Rampe testified that he had repeatedly shouted for help while he was in the water with the drowning boy, but there was ample evidence to justify the court below in discrediting this statement. So, too, the testimony was such as to warrant the conclusion that any struggle on the part of either boy took place under the surface of the water.
The lifeguard who responded to the call for help was an expert swimmer and lifesaver. He was employed at the baths as a teacher of swimming, and it was his duty to act as lifeguard. He was so acting on the evening in question, and had taken his station on the deck opposite the shallow end of the first pool, at a point from which he could watch the three pools, and he was watching them. At the moment of the drowning, he was facing in such manner that his side was turned toward the tank in which the boys were. He heard no cry for help, and observed no struggle in the water. He testified that, from the point at which he was standing, he could not have seen Criswell struggling below the surface. The first intimation
of trouble came to him with the appeal of the other boy for help. There were other employees, stationed at various points about the tank. Three of them were women, who had various duties to perform, but each had instructions to watch the pool. One of them, who testified that she was about thirty feet from the place of drowning, had been trained in the use of the lifebuoys and life poles which were at hand for use near the deep water. A foreman was also on duty watching the pool. At the time of the occurrence in question he was with the swimming teacher.

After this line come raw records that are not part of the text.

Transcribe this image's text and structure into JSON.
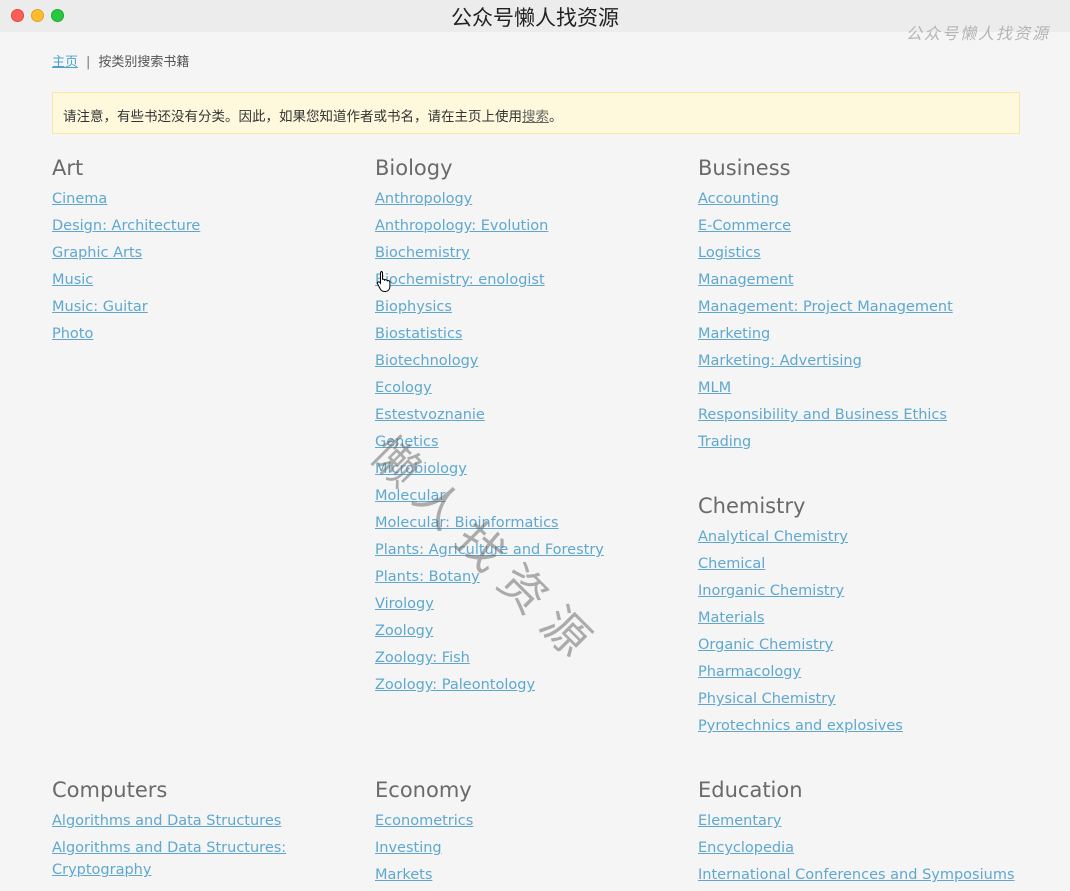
{
  "window": {
    "title": "公众号懒人找资源",
    "corner_watermark": "公众号懒人找资源"
  },
  "breadcrumb": {
    "home": "主页",
    "separator": "|",
    "current": "按类别搜索书籍"
  },
  "notice": {
    "text": "请注意，有些书还没有分类。因此，如果您知道作者或书名，请在主页上使用",
    "link": "搜索",
    "end": "。"
  },
  "watermark": "懒人找资源",
  "categories": [
    {
      "title": "Art",
      "items": [
        "Cinema",
        "Design: Architecture",
        "Graphic Arts",
        "Music",
        "Music: Guitar",
        "Photo"
      ]
    },
    {
      "title": "Biology",
      "items": [
        "Anthropology",
        "Anthropology: Evolution",
        "Biochemistry",
        "Biochemistry: enologist",
        "Biophysics",
        "Biostatistics",
        "Biotechnology",
        "Ecology",
        "Estestvoznanie",
        "Genetics",
        "Microbiology",
        "Molecular",
        "Molecular: Bioinformatics",
        "Plants: Agriculture and Forestry",
        "Plants: Botany",
        "Virology",
        "Zoology",
        "Zoology: Fish",
        "Zoology: Paleontology"
      ]
    },
    {
      "title": "Business",
      "items": [
        "Accounting",
        "E-Commerce",
        "Logistics",
        "Management",
        "Management: Project Management",
        "Marketing",
        "Marketing: Advertising",
        "MLM",
        "Responsibility and Business Ethics",
        "Trading"
      ]
    },
    {
      "title": "Chemistry",
      "items": [
        "Analytical Chemistry",
        "Chemical",
        "Inorganic Chemistry",
        "Materials",
        "Organic Chemistry",
        "Pharmacology",
        "Physical Chemistry",
        "Pyrotechnics and explosives"
      ]
    },
    {
      "title": "Computers",
      "items": [
        "Algorithms and Data Structures",
        "Algorithms and Data Structures: Cryptography"
      ]
    },
    {
      "title": "Economy",
      "items": [
        "Econometrics",
        "Investing",
        "Markets"
      ]
    },
    {
      "title": "Education",
      "items": [
        "Elementary",
        "Encyclopedia",
        "International Conferences and Symposiums"
      ]
    }
  ]
}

On this state of facts there is no foundation for the claim that the finding that the defendant had not been guilty of negligence was unsustained by the evidence. The showing was that a rather elaborate and complete system for the vigilant supervision of the pools had been established, and there was nothing to compel the inference that the persons charged with the duty of watching the pools were not giving proper attention to this duty. The mere fact that a drowning occurred, regrettable though it be, is not, of course, conclusive proof of negligence. Nor can it be said that the defendant was, as matter of law, bound to have a guard stationed in immediate proximity to the deep water end of the pool. It was possible that bathers at other points might get into positions of danger, and it was for the court below to determine, under all the facts, whether the arrangements made were reasonably adapted to the end of protecting the defendant’s patrons, and were such as an ordinary prudent person, situated as defendant was, would have made.
The judgment is affirmed.
Shaw, J., and Angellotti, J., concurred.